RALEIGH — Charges against Mount Airy resident Myra Combs of driving while impaired were dismissed after a judge ruled that the traffic stop in which she was arrested violated her constitutional rights. Even so, the Division of Motor Vehicles suspended her driver’s license, an action that in February was ruled as proper by the state’s second highest court.

The court’s decision rested on its interpretation that the “exclusionary rule” — which disallows evidence presented in a criminal case if police obtain it illegally — may not apply in civil actions such as revoking a driver’s license.

On Jan. 6, 2013, the Mount Airy Police Department received a call from a motorist describing a blue Ford Explorer that was weaving across the lanes of U.S. Highway 52 North. Officer David Grubbs went to intercept the vehicle. Spotting a matching Explorer, Grubbs and another officer followed the vehicle for some distance. They did not observe the driver of the Explorer being reckless. At most, the vehicle may have made a “slight cross of the center” line of a side street that had no painted center line. Grubbs continued to follow the vehicle until it pulled into a driveway. Only then did Grubbs initiate a traffic stop.

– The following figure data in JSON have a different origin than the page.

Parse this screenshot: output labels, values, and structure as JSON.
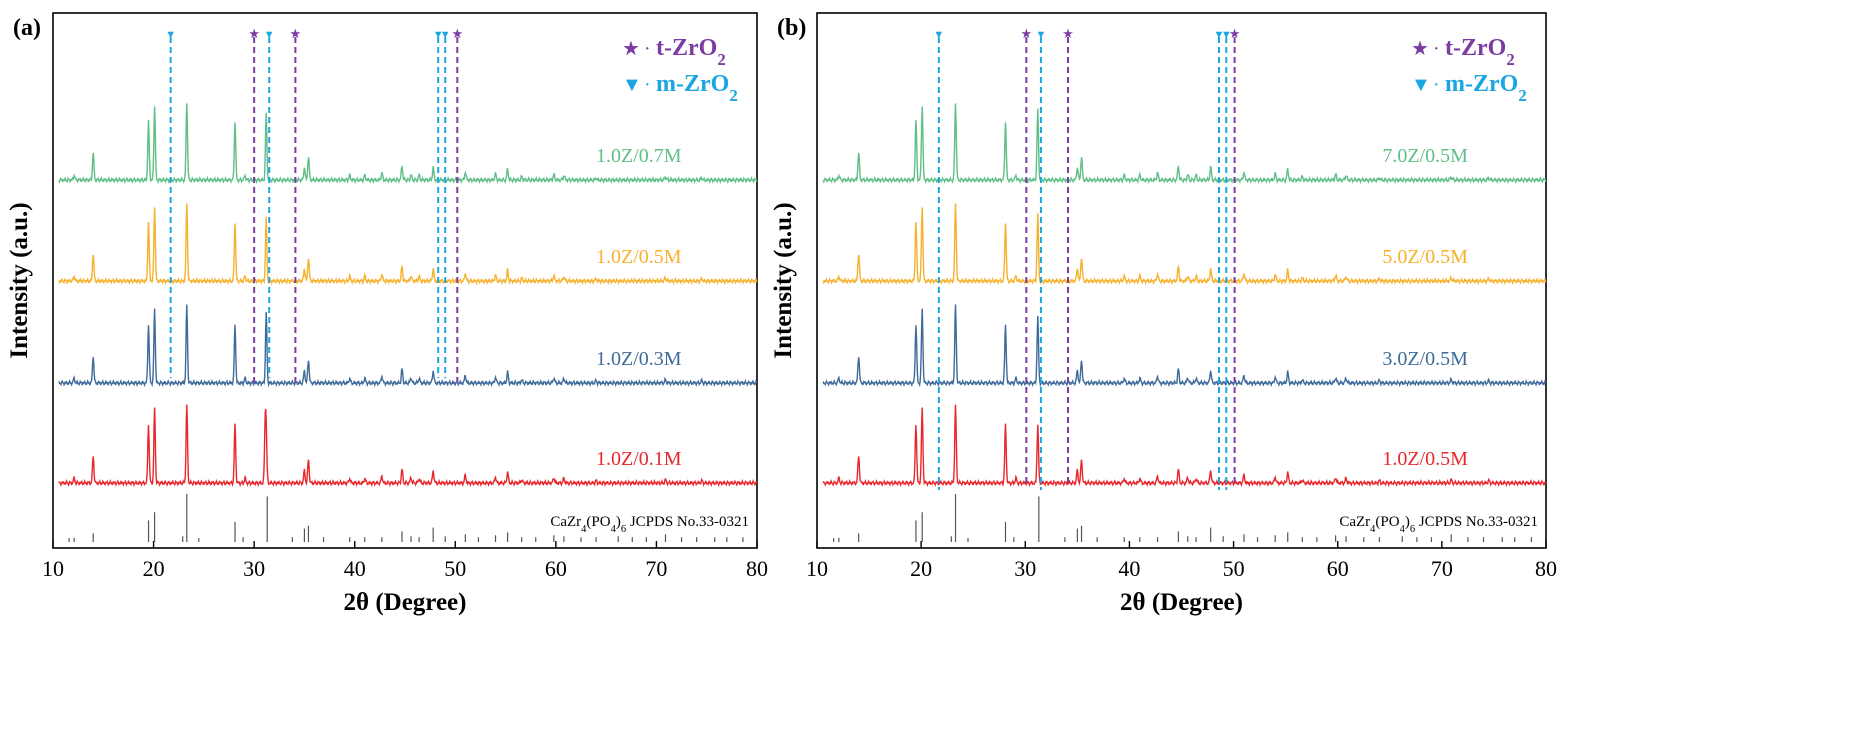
{
  "chart_data": [
    {
      "type": "line",
      "panel_label": "(a)",
      "xlabel": "2θ (Degree)",
      "ylabel": "Intensity (a.u.)",
      "xlim": [
        10,
        80
      ],
      "xticks": [
        10,
        20,
        30,
        40,
        50,
        60,
        70,
        80
      ],
      "y_ticks_shown": false,
      "legend": [
        {
          "marker": "★",
          "label": "t-ZrO2",
          "color": "#7a3ca2"
        },
        {
          "marker": "▼",
          "label": "m-ZrO2",
          "color": "#1aa6e0"
        }
      ],
      "reference_label": "CaZr4(PO4)6 JCPDS No.33-0321",
      "reference_peaks": [
        {
          "x": 11.6,
          "h": 0.08
        },
        {
          "x": 12.1,
          "h": 0.09
        },
        {
          "x": 14.0,
          "h": 0.18
        },
        {
          "x": 19.5,
          "h": 0.45
        },
        {
          "x": 20.1,
          "h": 0.62
        },
        {
          "x": 22.9,
          "h": 0.12
        },
        {
          "x": 23.3,
          "h": 1.0
        },
        {
          "x": 24.5,
          "h": 0.08
        },
        {
          "x": 28.1,
          "h": 0.42
        },
        {
          "x": 28.9,
          "h": 0.1
        },
        {
          "x": 31.3,
          "h": 0.95
        },
        {
          "x": 33.8,
          "h": 0.1
        },
        {
          "x": 35.0,
          "h": 0.28
        },
        {
          "x": 35.4,
          "h": 0.34
        },
        {
          "x": 36.9,
          "h": 0.1
        },
        {
          "x": 39.5,
          "h": 0.1
        },
        {
          "x": 41.0,
          "h": 0.1
        },
        {
          "x": 42.7,
          "h": 0.1
        },
        {
          "x": 44.7,
          "h": 0.22
        },
        {
          "x": 45.6,
          "h": 0.12
        },
        {
          "x": 46.4,
          "h": 0.1
        },
        {
          "x": 47.8,
          "h": 0.3
        },
        {
          "x": 49.0,
          "h": 0.12
        },
        {
          "x": 51.0,
          "h": 0.16
        },
        {
          "x": 52.3,
          "h": 0.1
        },
        {
          "x": 54.0,
          "h": 0.14
        },
        {
          "x": 55.2,
          "h": 0.2
        },
        {
          "x": 56.6,
          "h": 0.1
        },
        {
          "x": 58.0,
          "h": 0.1
        },
        {
          "x": 59.8,
          "h": 0.14
        },
        {
          "x": 60.8,
          "h": 0.12
        },
        {
          "x": 62.5,
          "h": 0.1
        },
        {
          "x": 64.0,
          "h": 0.1
        },
        {
          "x": 66.2,
          "h": 0.12
        },
        {
          "x": 67.6,
          "h": 0.1
        },
        {
          "x": 69.0,
          "h": 0.1
        },
        {
          "x": 70.9,
          "h": 0.16
        },
        {
          "x": 72.5,
          "h": 0.1
        },
        {
          "x": 74.0,
          "h": 0.1
        },
        {
          "x": 75.8,
          "h": 0.1
        },
        {
          "x": 77.0,
          "h": 0.1
        },
        {
          "x": 78.6,
          "h": 0.1
        }
      ],
      "phase_markers": [
        {
          "x": 21.7,
          "phase": "m-ZrO2"
        },
        {
          "x": 30.0,
          "phase": "t-ZrO2"
        },
        {
          "x": 31.5,
          "phase": "m-ZrO2"
        },
        {
          "x": 34.1,
          "phase": "t-ZrO2"
        },
        {
          "x": 48.3,
          "phase": "m-ZrO2"
        },
        {
          "x": 49.0,
          "phase": "m-ZrO2"
        },
        {
          "x": 50.2,
          "phase": "t-ZrO2"
        }
      ],
      "series": [
        {
          "name": "1.0Z/0.1M",
          "color": "#e8262b",
          "peak_scale": 1.0,
          "m_phase": 0.0
        },
        {
          "name": "1.0Z/0.3M",
          "color": "#3f6b9a",
          "peak_scale": 1.0,
          "m_phase": 0.35
        },
        {
          "name": "1.0Z/0.5M",
          "color": "#f6b12d",
          "peak_scale": 1.0,
          "m_phase": 0.25
        },
        {
          "name": "1.0Z/0.7M",
          "color": "#5fbf86",
          "peak_scale": 1.0,
          "m_phase": 0.3
        }
      ]
    },
    {
      "type": "line",
      "panel_label": "(b)",
      "xlabel": "2θ (Degree)",
      "ylabel": "Intensity (a.u.)",
      "xlim": [
        10,
        80
      ],
      "xticks": [
        10,
        20,
        30,
        40,
        50,
        60,
        70,
        80
      ],
      "y_ticks_shown": false,
      "legend": [
        {
          "marker": "★",
          "label": "t-ZrO2",
          "color": "#7a3ca2"
        },
        {
          "marker": "▼",
          "label": "m-ZrO2",
          "color": "#1aa6e0"
        }
      ],
      "reference_label": "CaZr4(PO4)6 JCPDS No.33-0321",
      "reference_peaks": [
        {
          "x": 11.6,
          "h": 0.08
        },
        {
          "x": 12.1,
          "h": 0.09
        },
        {
          "x": 14.0,
          "h": 0.18
        },
        {
          "x": 19.5,
          "h": 0.45
        },
        {
          "x": 20.1,
          "h": 0.62
        },
        {
          "x": 22.9,
          "h": 0.12
        },
        {
          "x": 23.3,
          "h": 1.0
        },
        {
          "x": 24.5,
          "h": 0.08
        },
        {
          "x": 28.1,
          "h": 0.42
        },
        {
          "x": 28.9,
          "h": 0.1
        },
        {
          "x": 31.3,
          "h": 0.95
        },
        {
          "x": 33.8,
          "h": 0.1
        },
        {
          "x": 35.0,
          "h": 0.28
        },
        {
          "x": 35.4,
          "h": 0.34
        },
        {
          "x": 36.9,
          "h": 0.1
        },
        {
          "x": 39.5,
          "h": 0.1
        },
        {
          "x": 41.0,
          "h": 0.1
        },
        {
          "x": 42.7,
          "h": 0.1
        },
        {
          "x": 44.7,
          "h": 0.22
        },
        {
          "x": 45.6,
          "h": 0.12
        },
        {
          "x": 46.4,
          "h": 0.1
        },
        {
          "x": 47.8,
          "h": 0.3
        },
        {
          "x": 49.0,
          "h": 0.12
        },
        {
          "x": 51.0,
          "h": 0.16
        },
        {
          "x": 52.3,
          "h": 0.1
        },
        {
          "x": 54.0,
          "h": 0.14
        },
        {
          "x": 55.2,
          "h": 0.2
        },
        {
          "x": 56.6,
          "h": 0.1
        },
        {
          "x": 58.0,
          "h": 0.1
        },
        {
          "x": 59.8,
          "h": 0.14
        },
        {
          "x": 60.8,
          "h": 0.12
        },
        {
          "x": 62.5,
          "h": 0.1
        },
        {
          "x": 64.0,
          "h": 0.1
        },
        {
          "x": 66.2,
          "h": 0.12
        },
        {
          "x": 67.6,
          "h": 0.1
        },
        {
          "x": 69.0,
          "h": 0.1
        },
        {
          "x": 70.9,
          "h": 0.16
        },
        {
          "x": 72.5,
          "h": 0.1
        },
        {
          "x": 74.0,
          "h": 0.1
        },
        {
          "x": 75.8,
          "h": 0.1
        },
        {
          "x": 77.0,
          "h": 0.1
        },
        {
          "x": 78.6,
          "h": 0.1
        }
      ],
      "phase_markers": [
        {
          "x": 21.7,
          "phase": "m-ZrO2"
        },
        {
          "x": 30.1,
          "phase": "t-ZrO2"
        },
        {
          "x": 31.5,
          "phase": "m-ZrO2"
        },
        {
          "x": 34.1,
          "phase": "t-ZrO2"
        },
        {
          "x": 48.6,
          "phase": "m-ZrO2"
        },
        {
          "x": 49.3,
          "phase": "m-ZrO2"
        },
        {
          "x": 50.1,
          "phase": "t-ZrO2"
        }
      ],
      "series": [
        {
          "name": "1.0Z/0.5M",
          "color": "#e8262b",
          "peak_scale": 1.0,
          "m_phase": 0.2
        },
        {
          "name": "3.0Z/0.5M",
          "color": "#3f6b9a",
          "peak_scale": 1.0,
          "m_phase": 0.3
        },
        {
          "name": "5.0Z/0.5M",
          "color": "#f6b12d",
          "peak_scale": 1.0,
          "m_phase": 0.3
        },
        {
          "name": "7.0Z/0.5M",
          "color": "#5fbf86",
          "peak_scale": 1.0,
          "m_phase": 0.35
        }
      ]
    }
  ]
}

The driver was Combs. Her eyes were bloodshot, she smelled of alcohol, and she failed several field sobriety tests. Grubbs asked Combs to take a breath test on the spot but she refused. Grubbs then arrested her and took her to the police department building, where she again refused to take a breath test. Combs was charged with driving while impaired.

At trial, a district court judge determined that Grubbs lacked probable cause to pull Combs over, violating her Fourth Amendment rights against unreasonable search and seizure. He ordered all evidence obtained from the stop excluded. The state then dismissed the DWI case.

Administrative action

That did not end the matter. DMV notified Combs it was revoking her driving license based on her failure to submit to a breath test. Combs requested a hearing, arguing that the department couldn’t pull her license as the result of actions taking place during an unconstitutional traffic stop. A DMV hearing officer did not accept this line of reasoning, and on appeal a Superior Court judge ordered DMV to reinstate Combs’ license, citing the exclusionary rule. DMV then brought the matter before the N.C. Court of Appeals.

“DMV argues that the trial court erred in reversing the final agency decision because the agency record plainly contains sufficient evidence to support the findings of fact,” wrote Judge Dietz for the appeals court. “We agree.” The court upheld the one-year suspension of Combs’ license.

In an administrative action such as this, a Superior Court judge acts like an appellate court, determining whether there is sufficient evidence to support the factual determinations made by the agency and whether the conclusions of law reached are supported by those facts. In this case, Superior Court Judge Todd Burke simply held that there was “insufficient evidence in the record to support the Findings of Fact.”

The appeals court construed this to mean that because all evidence had been excluded from the traffic stop, Grubbs thus lacked cause to believe that Combs had refused a breath test.

“This argument is precluded by our case law,” wrote Dietz in reinstating Combs’ driving ban.

“This court has held that whether an officer had ‘reasonable and articulable suspicion for the initial stop is not an issue to be reviewed’ in a license revocation hearing.

“Thus, the exclusionary rule, which the district court applied in Combs’ criminal case, is inapplicable here. Indeed, this court repeatedly has rejected attempts to invoke the exclusionary rule in a license revocation proceeding.”

The Court of Appeals first held in the 1997 case of Quick v. N.C. Division of Motor Vehicles that “[w]hen determining whether revocation of petitioner’s license was proper, we are not concerned with the admissibility or suppression of evidence. The question of the legality of his arrest [is] simply not relevant to any issue presented in the hearing to determine whether [the respondent’s] license was properly revoked.”

Dietz noted that the issue has divided courts in other states. The highest courts in Connecticut, Kansas, Maine, Missouri, North Dakota, and Pennsylvania have held that the exclusionary rule should not apply in such circumstances while the top courts in Minnesota, Oregon, and Vermont reached the opposite conclusion.

“Our Supreme Court has not yet addressed this issue but, as explained above, this court has. Because one panel of this court cannot overturn another, if the application of the exclusionary rule to these civil proceedings warrants further consideration, it must be done in our Supreme Court,” he wrote.

The case is Combs v Robertson (14-709).

Michael Lowrey is an associate editor of Carolina Journal.